Gemini understands 3D space and can perform complex transformations:

1
2
3
4
5
6
prompt = """
- Remove the ice axes.
- Move the center mountain to the left edge and add a taller blue mountain to the right.
- Suspend a felt bridge between the mountains with thick wooden planks.
- Place the robot on the bridge center, pointing toward the blue mountain.
"""

Lighting and Atmosphere Control

Change mood by specifying lighting:

  • “Studio lighting, clean and soft”
  • “Golden hour light, soft and diffused”
  • “Dramatic side lighting with long shadows”

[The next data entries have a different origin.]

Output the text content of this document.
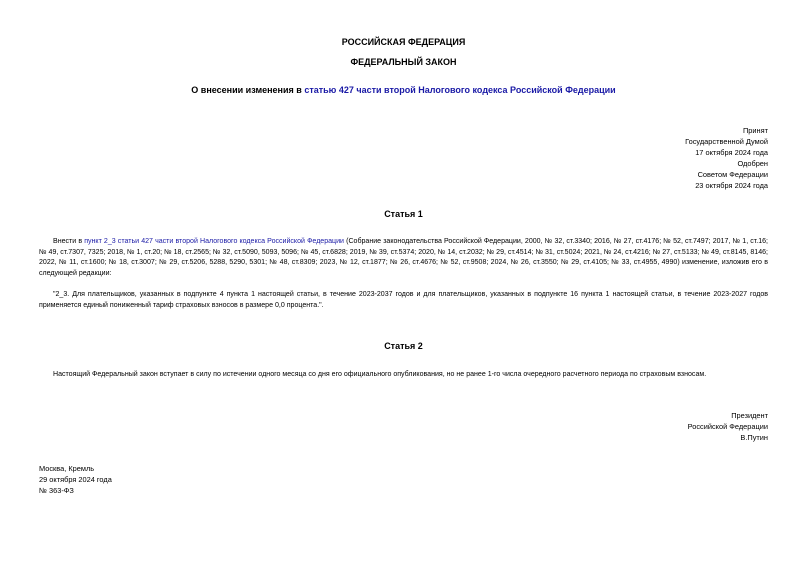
РОССИЙСКАЯ ФЕДЕРАЦИЯ
ФЕДЕРАЛЬНЫЙ ЗАКОН
О внесении изменения в статью 427 части второй Налогового кодекса Российской Федерации
Принят
Государственной Думой
17 октября 2024 года
Одобрен
Советом Федерации
23 октября 2024 года
Статья 1
Внести в пункт 2_3 статьи 427 части второй Налогового кодекса Российской Федерации (Собрание законодательства Российской Федерации, 2000, № 32, ст.3340; 2016, № 27, ст.4176; № 52, ст.7497; 2017, № 1, ст.16; № 49, ст.7307, 7325; 2018, № 1, ст.20; № 18, ст.2565; № 32, ст.5090, 5093, 5096; № 45, ст.6828; 2019, № 39, ст.5374; 2020, № 14, ст.2032; № 29, ст.4514; № 31, ст.5024; 2021, № 24, ст.4216; № 27, ст.5133; № 49, ст.8145, 8146; 2022, № 11, ст.1600; № 18, ст.3007; № 29, ст.5206, 5288, 5290, 5301; № 48, ст.8309; 2023, № 12, ст.1877; № 26, ст.4676; № 52, ст.9508; 2024, № 26, ст.3550; № 29, ст.4105; № 33, ст.4955, 4990) изменение, изложив его в следующей редакции:
"2_3. Для плательщиков, указанных в подпункте 4 пункта 1 настоящей статьи, в течение 2023-2037 годов и для плательщиков, указанных в подпункте 16 пункта 1 настоящей статьи, в течение 2023-2027 годов применяется единый пониженный тариф страховых взносов в размере 0,0 процента.".
Статья 2
Настоящий Федеральный закон вступает в силу по истечении одного месяца со дня его официального опубликования, но не ранее 1-го числа очередного расчетного периода по страховым взносам.
Президент
Российской Федерации
В.Путин
Москва, Кремль
29 октября 2024 года
№ 363-ФЗ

Managing Your Asset Pipeline

Track Generation Dependencies

Structure your assets as a directed graph:

 1
 2
 3
 4
 5
 6
 7
 8
 9
10
@dataclass
class Asset:
    id: str
    source_ids: Sequence[str]  # Parent assets
    prompt: str
    pil_image: PIL_Image

class Assets(dict[str, Asset]):
    def set_asset(self, asset: Asset) -> None:
        self[asset.id] = asset

Visualize Your Pipeline

Create visual documentation of your generation process:

1
2
3
4
5
6
7
def build_graph(assets: Assets) -> nx.DiGraph:
    graph = nx.DiGraph(assets=assets)
    for asset in assets.values():
        graph.add_node(asset.id, asset=asset)
        for source_id in asset.source_ids:
            graph.add_edge(source_id, asset.id)
    return graph

Common Pitfalls and Solutions

Maintaining Character Consistency

Problem: Character features drift across generations Solution: Always include the character sheet as the first reference image

Handling Complex Transformations

Problem: Multiple changes in one prompt create unpredictable results Solution: Break complex changes into iterative steps or create specialized reference sheets

Managing Object Continuity

Problem: Objects from previous scenes appear randomly Solution: Explicitly state what happens to objects (“Remove the ice axes”, “The robot no longer holds the map”)

Production Considerations

Industrialize Your Pipeline

  • Automate regeneration when parent nodes change
  • Generate variations in parallel for different styles
  • Structure prompts with systematic parameters

Optimize for Scale

  • Save prompts and dependencies in image metadata
  • Use consistent naming conventions for assets
  • Implement version control for generated assets

Quality Control

  • Test character consistency across different scenarios
  • Validate spatial relationships in complex scenes
  • Maintain prompt libraries for reusable components

Next Steps

Start with a simple archive image and character extraction. Build your first scene, then expand the story iteratively. Focus on one transformation at a time until you understand how Gemini responds to your prompting style.

The complete source code and examples are available in the official notebook. Experiment with Google AI Studio to test your prompts before building your pipeline.